Foram os generais que deram o outro golpe, em 1964, que criaram a aposentadoria rural. Mostraram-se sensíveis ao drama de milhões de caipiras e sertanejos que, enquanto a idade e a saúde deixavam, tiravam seu sustento de um tantinho de terra e de alguma criação. Na velhice, na doença, destinavam-se quase todos à miséria total e absoluta, sem opção. São esses milhões de brasileiros e brasileiras que representam quase a metade do alegado déficit da Previdência. Em números redondos, essa assistência social custa setenta bilhões de reais e arrecada menos de sete bilhões de reais.
Esta é a única conta da previdência em que há um déficit real e concreto, aceito e confirmado por todos. Mas, atenção: esta é uma conta de aposentadoria ou de assistência social?
Para fazer a conta total da Previdência, a esta conta devem somar-se arrecadação e aposentadorias dos servidores públicos e dos trabalhadores privados. E tem mais… Mas, infelizmente, aí acaba o entendimento. Cada um faz a conta de um jeito diferente. E, claro, chegam a resultados diferentes. Uns vêem déficit, outros vêem equilíbrio, outros até superávit.
Evidentemente, a diferença não é matemática, nem financeira. A diferença é, digamos, política. Cada um desses analistas toma um ponto de partida diferente. E leva em conta aspectos diferentes e projeções futuras diferentes.
Um ponto de partida em que há divergência: o que deve ser considerado como fonte de recursos para a Previdência? Uns acham que só a arrecadação da contribuição regular do trabalhador e do servidor; outros acham que deve ser seguido o que diz a Constituição, que prevê várias fontes (entre elas as contribuições sociais e destinações orçamentárias).

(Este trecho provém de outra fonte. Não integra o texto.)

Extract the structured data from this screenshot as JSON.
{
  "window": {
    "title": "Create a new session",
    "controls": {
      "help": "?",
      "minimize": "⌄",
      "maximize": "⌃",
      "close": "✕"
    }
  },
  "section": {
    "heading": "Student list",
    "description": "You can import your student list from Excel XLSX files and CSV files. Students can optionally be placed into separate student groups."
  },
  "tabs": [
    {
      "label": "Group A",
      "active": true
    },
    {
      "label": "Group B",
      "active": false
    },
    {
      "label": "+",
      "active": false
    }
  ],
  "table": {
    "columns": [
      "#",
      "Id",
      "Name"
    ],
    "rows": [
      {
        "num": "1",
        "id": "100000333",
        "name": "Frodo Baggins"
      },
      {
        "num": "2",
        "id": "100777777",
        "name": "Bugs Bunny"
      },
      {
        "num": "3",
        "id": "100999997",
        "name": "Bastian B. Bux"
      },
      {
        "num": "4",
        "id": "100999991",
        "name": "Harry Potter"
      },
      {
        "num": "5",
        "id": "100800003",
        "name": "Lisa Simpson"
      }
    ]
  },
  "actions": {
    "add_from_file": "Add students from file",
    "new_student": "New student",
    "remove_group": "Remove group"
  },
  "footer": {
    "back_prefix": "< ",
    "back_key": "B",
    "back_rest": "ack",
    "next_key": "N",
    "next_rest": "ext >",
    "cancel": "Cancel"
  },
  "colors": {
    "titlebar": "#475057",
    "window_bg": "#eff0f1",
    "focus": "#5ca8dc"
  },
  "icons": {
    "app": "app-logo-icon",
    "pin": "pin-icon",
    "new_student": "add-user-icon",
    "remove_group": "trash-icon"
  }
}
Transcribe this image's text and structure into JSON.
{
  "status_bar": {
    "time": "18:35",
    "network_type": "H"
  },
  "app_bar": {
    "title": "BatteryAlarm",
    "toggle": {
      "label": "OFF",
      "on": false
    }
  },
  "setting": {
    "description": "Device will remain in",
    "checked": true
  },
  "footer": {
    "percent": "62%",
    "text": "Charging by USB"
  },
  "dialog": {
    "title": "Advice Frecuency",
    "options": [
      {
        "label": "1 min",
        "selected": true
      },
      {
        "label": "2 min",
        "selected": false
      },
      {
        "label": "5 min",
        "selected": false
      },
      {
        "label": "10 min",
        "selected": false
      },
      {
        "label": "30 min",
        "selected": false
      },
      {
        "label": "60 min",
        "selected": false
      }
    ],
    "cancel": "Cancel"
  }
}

Se partir da Constituição, novas divergências surgirão, até para definir o que é realmente Previdência, pois Previdência Social é um conceito mais amplo do que aposentadoria; se assim for (e é), não deve ser paga (a aposentadoria) apenas com a contribuição oriunda do trabalho. A Previdência é um contrato social com base na solidariedade.
Se assim é (e é), deixa de ter peso a ideia repetida à exaustão de que o sistema tende a quebrar, se não for feita uma reforma urgente – embora os que assim argumentam só usem dados de daqui a dez ou vinte anos.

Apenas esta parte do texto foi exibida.